Days later, the Supreme Court rejected the case, following the lead of the solicitor general, as it often does in deciding whether to weigh in on a matter.


The Supreme Court decision effectively let stand lower-court rulings that the Saudi government and senior members of the Saudi royal family could not be sued by U.S. citizens — even if the plaintiffs had shown that millions of dollars in Saudi government money went to bankroll al-Qaida in the years leading up to the Sept. 11 attacks.

“We were terribly disappointed with her ruling,” said Beverly Burnett, of Northfield, Minn., whose son, Tom, perished on United Flight 93 when it went down near Shanksville, Pa. “We had hoped she would be with us so that we could have our day in court.”

What Burnett and many others desperately want to know is why, after evidence that some believe points to Saudi government responsibility for the attacks, they so far have been barred by U.S. courts from having their case heard. And why the Obama administration argued, through Kagan, that their case should not be heard.

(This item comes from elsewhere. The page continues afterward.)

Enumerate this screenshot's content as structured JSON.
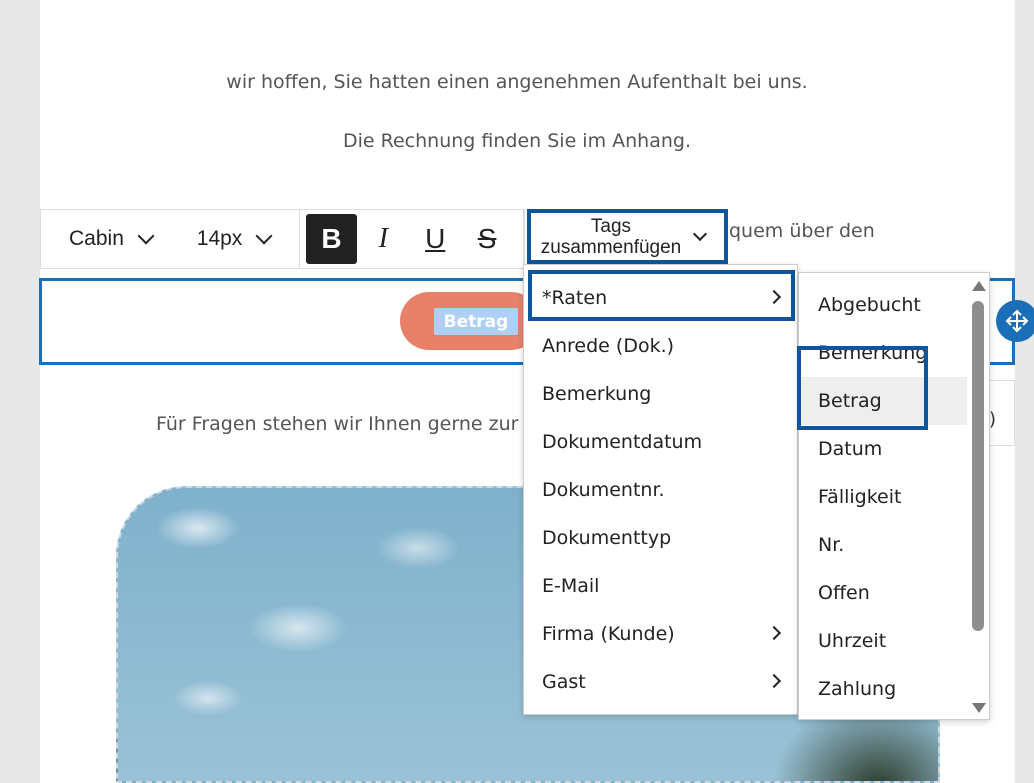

Burnett and the other plaintiffs alleged in lawsuits brought by several law firms, including the Philadelphia firm of Cozen O’Connor P.C., that for years the Saudi government funded Islamist charities that in turn supplied money and logistical support to al-Qaida fighters in the Balkans and southeast Asia.

The plaintiffs charged that the Saudis continued to finance the charities even after U.S. officials on two occasions warned the money was being used to support terrorist operations.

Because of long-standing economic, military and diplomatic ties between the two countries, the litigation was sensitive for both the Obama administration and Saudis.

The Saudis complained in court papers that the lawsuits had upset relations between the two countries. And, as Kaganlast year weighed what position to take in the Supreme Court appeal, plaintiffs’ lawyers lobbied the administration to decide in their favor.

It didn’t work.

Kagan’s amicus brief, which said such lawsuits would interfere with U.S. foreign policy, and the ensuing Supreme Court decision, prompted Sen. Arlen Specter, D-Pa., to introduce legislation that would amend the Foreign Sovereign Immunities Act. The law was cited as a reason for ruling against the plaintiffs. Specter sought to make clear that U.S. citizens can sue foreign governments that finance acts of terrorism, even in politically delicate situations.

Specter, who was joined by co-sponsors Sens. Lindsey Graham, R-S.C., and Charles Schumer, D-N.Y., was blunt in his criticism of Kagan. He contended that the Obama administration urged the Supreme Court not to hear the case because the litigation had become an irritant to U.S.-Saudi relations.

Of Kagan, he said, “She wants to coddle the Saudis.”

Specter had earlier voted against her nomination to be solicitor general because, he said, she had ducked questions during her confirmation hearings on the Saudi litigation and other matters.
The lamestream media and their various cohorts aren't talking much about the above, are they?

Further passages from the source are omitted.